Want an Accredited Online College Degree? Check the College Accreditation

Want an Accredited Online College Degree? Check the College Accreditation

Posted 05.23.2012 in Articles by Angela

The goal of accreditation is to ensure that institutions of higher learning meet certain standards of education. Essentially, accredited institutions are known and recognized to give education of acceptable quality for work or graduate-and-higher level learning, whereas institutions that are not accredited do not have such a guarantee. Students with degrees received from accredited institutions are known to have met the recognized criteria in that field of study and essentially has received education that meets quality standards. A student without a degree from an accredited school will most likely have a harder time finding a job or transferring academic credits than one who has attended a school with accreditation. Not all schools need to be accredited, however; some specialty schools in trade or other specialized areas may not have accreditation, but are still recognized in their particular community as giving a quality education.

There are many different types of accreditation out there, and it is important to not become confused. Accrediting agencies are agencies that determine the standards for accreditation, perform evaluations, and give out findings. The agencies the U.S. Secretary of Education recognizes as accredited are referred to as “nationally recognized”. The institutions those agencies accredit are eligible to give federal financial aid. The Council for Higher Education Accreditation (CHEA) is another reputable and reliable source that also recognizes accreditation agencies for schools.

Different educational institutions require different types of accreditation. There are two basic types, institutional accreditation and specialized (also called “programmatic”) accreditation. Institutional accreditation means that the entire institution and its entire constituent parts have achieved quality standards, including in curriculum, student services, and all the other parts, have met the standards. Specialized accreditation agencies only give accreditation to a specific program or department within a school, or a specialized school within the agency’s scope (i.e. a specialized field such as dentistry.)

There is also a distinction between regional accreditation and national accreditation. Academically-oriented and non-profit schools usually receive regional accreditation, whereas vocational, career, for-profit schools usually receive national accreditation.

With the importance of accreditation in many professional and academic fields, making sure your school is accredited is important. The school website may say if it is accredited and by whom. Make sure that the agency they have received accreditation from is valid, recognized by CHEA or USDE. Also, the United States Department of Education has a search tool (http://ope.ed.gov/accreditation/Search.aspx) that finds the institution and gives the information on whether it is accredited or not, what specific accreditations it has, etc. Schools not on the USDE list may be accredited by CHEA, and can be searched for in their database (http://www.chea.org/search/default.asp). Newly accredited schools may not yet be in either database. The best way to clear up any confusion is to call the school and ask, then verify the information they give you.
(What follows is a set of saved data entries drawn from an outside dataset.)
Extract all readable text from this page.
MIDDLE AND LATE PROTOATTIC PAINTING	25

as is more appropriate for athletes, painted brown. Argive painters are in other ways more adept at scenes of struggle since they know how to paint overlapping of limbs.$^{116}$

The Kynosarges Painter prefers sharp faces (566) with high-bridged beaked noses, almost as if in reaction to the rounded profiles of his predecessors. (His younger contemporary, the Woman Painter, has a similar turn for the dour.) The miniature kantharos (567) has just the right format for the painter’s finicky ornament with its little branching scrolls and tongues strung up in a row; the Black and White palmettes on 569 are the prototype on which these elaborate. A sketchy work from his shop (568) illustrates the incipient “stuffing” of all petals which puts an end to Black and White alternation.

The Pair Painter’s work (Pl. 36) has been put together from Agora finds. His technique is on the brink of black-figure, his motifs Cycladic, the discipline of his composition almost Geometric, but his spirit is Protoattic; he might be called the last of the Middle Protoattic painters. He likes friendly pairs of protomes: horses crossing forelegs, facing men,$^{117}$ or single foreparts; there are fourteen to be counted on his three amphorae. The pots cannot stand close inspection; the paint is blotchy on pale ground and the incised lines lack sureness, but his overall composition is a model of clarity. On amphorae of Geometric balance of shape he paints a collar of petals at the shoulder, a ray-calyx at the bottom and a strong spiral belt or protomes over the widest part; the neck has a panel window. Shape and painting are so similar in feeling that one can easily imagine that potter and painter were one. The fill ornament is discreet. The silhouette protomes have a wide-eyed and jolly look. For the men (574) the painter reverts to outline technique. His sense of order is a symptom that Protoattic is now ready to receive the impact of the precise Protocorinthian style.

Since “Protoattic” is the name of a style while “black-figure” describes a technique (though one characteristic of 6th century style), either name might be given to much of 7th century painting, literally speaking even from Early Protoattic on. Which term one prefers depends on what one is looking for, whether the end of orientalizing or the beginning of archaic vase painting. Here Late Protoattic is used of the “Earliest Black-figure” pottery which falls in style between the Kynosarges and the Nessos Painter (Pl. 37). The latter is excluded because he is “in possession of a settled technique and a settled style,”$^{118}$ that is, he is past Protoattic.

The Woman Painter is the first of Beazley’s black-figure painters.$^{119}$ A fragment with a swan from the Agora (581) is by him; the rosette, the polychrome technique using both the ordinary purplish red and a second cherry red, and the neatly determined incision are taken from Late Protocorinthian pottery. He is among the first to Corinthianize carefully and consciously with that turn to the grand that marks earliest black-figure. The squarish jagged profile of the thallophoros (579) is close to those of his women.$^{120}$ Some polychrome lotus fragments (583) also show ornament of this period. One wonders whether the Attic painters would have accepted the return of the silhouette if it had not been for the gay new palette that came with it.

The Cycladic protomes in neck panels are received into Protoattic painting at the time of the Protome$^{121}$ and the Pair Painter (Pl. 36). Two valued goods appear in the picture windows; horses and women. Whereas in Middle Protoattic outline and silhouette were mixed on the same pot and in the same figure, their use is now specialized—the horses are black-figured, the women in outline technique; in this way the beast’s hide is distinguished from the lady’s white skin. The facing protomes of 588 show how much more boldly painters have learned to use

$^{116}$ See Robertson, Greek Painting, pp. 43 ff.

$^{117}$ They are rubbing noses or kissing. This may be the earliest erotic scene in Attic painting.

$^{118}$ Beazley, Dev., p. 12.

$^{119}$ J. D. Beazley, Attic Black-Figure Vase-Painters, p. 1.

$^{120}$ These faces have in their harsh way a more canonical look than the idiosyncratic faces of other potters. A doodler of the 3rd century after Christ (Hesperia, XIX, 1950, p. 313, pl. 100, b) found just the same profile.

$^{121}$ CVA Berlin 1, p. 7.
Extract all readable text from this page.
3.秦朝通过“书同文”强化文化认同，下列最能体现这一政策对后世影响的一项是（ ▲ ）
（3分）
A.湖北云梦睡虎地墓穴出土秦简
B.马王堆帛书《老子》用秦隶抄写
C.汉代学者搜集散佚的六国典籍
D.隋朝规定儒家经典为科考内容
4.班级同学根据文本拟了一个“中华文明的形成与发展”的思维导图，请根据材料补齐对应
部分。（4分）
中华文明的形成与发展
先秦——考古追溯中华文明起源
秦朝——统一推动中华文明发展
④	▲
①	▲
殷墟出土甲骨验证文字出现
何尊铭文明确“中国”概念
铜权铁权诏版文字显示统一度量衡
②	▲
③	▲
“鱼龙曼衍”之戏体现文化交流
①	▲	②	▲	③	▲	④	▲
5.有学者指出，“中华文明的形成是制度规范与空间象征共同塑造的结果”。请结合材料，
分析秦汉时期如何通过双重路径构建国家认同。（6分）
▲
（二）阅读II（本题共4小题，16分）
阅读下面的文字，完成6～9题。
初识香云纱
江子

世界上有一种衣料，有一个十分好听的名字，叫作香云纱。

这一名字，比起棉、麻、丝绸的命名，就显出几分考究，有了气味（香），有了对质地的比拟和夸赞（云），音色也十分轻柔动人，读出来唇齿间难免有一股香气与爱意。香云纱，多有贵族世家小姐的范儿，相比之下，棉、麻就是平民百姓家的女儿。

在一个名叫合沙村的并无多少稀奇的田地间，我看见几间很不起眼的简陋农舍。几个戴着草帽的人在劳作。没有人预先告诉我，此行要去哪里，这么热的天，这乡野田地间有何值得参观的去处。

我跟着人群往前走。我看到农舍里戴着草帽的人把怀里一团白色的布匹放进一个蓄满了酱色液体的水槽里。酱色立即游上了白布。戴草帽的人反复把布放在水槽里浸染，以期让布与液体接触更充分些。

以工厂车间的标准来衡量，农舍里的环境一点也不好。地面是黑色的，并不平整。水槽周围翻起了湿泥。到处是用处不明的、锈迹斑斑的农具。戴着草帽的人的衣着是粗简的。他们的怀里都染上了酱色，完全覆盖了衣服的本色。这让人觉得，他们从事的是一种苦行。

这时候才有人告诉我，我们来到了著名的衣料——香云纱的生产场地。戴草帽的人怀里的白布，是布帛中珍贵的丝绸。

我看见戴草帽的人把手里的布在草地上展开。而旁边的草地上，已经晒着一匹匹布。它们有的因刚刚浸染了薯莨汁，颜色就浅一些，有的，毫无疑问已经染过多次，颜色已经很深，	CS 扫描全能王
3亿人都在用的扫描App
However, even if your school is not accredited, an unaccredited school is okay in some situations. Some specialized schools may not need accreditation to be legitimate and reputable in their field. To learn more about this, speak to alumni from the school or to others in the career field to find out what kind of impact, if any, accreditation will have on your future. One thing to keep in mind is that unaccredited schools don’t offer financial aid, and their credits may not be transferable to other colleges.

Beware of diploma mills, schools that sell diplomas or offer diplomas while giving the student little to no education. Check the validation of the school’s accreditation by looking at the list of recognized accreditation agencies in the USDE database or the CHEA database. If the agency is not recognized, or if the school has other suspicious keys such as offering a diploma in a very short amount of time or schools charging a flat fee for a diploma rather than requiring payment by credits and courses, schools that advertise with spam or pop-up ads, names that sound similar to famous institutions’ names, or schools offering a degree based on “life experiences” are all signs that the institution may be a diploma mill rather than a legitimate accredited mill.

Keep in mind that accreditation is important when choosing a college. It affects not only your career path, but also determines whether or not the college offers financial aid, or if you will be able to transfer credits or continue your education at higher-level institutions. It will also affect many career fields, as employers may filter out those who have not attended accredited schools and those who have not. Ultimately, accreditation is a measure of the quality of the institution and the resources and education available there, and the education at an accredited college is a guarantee of education that meets quality standards.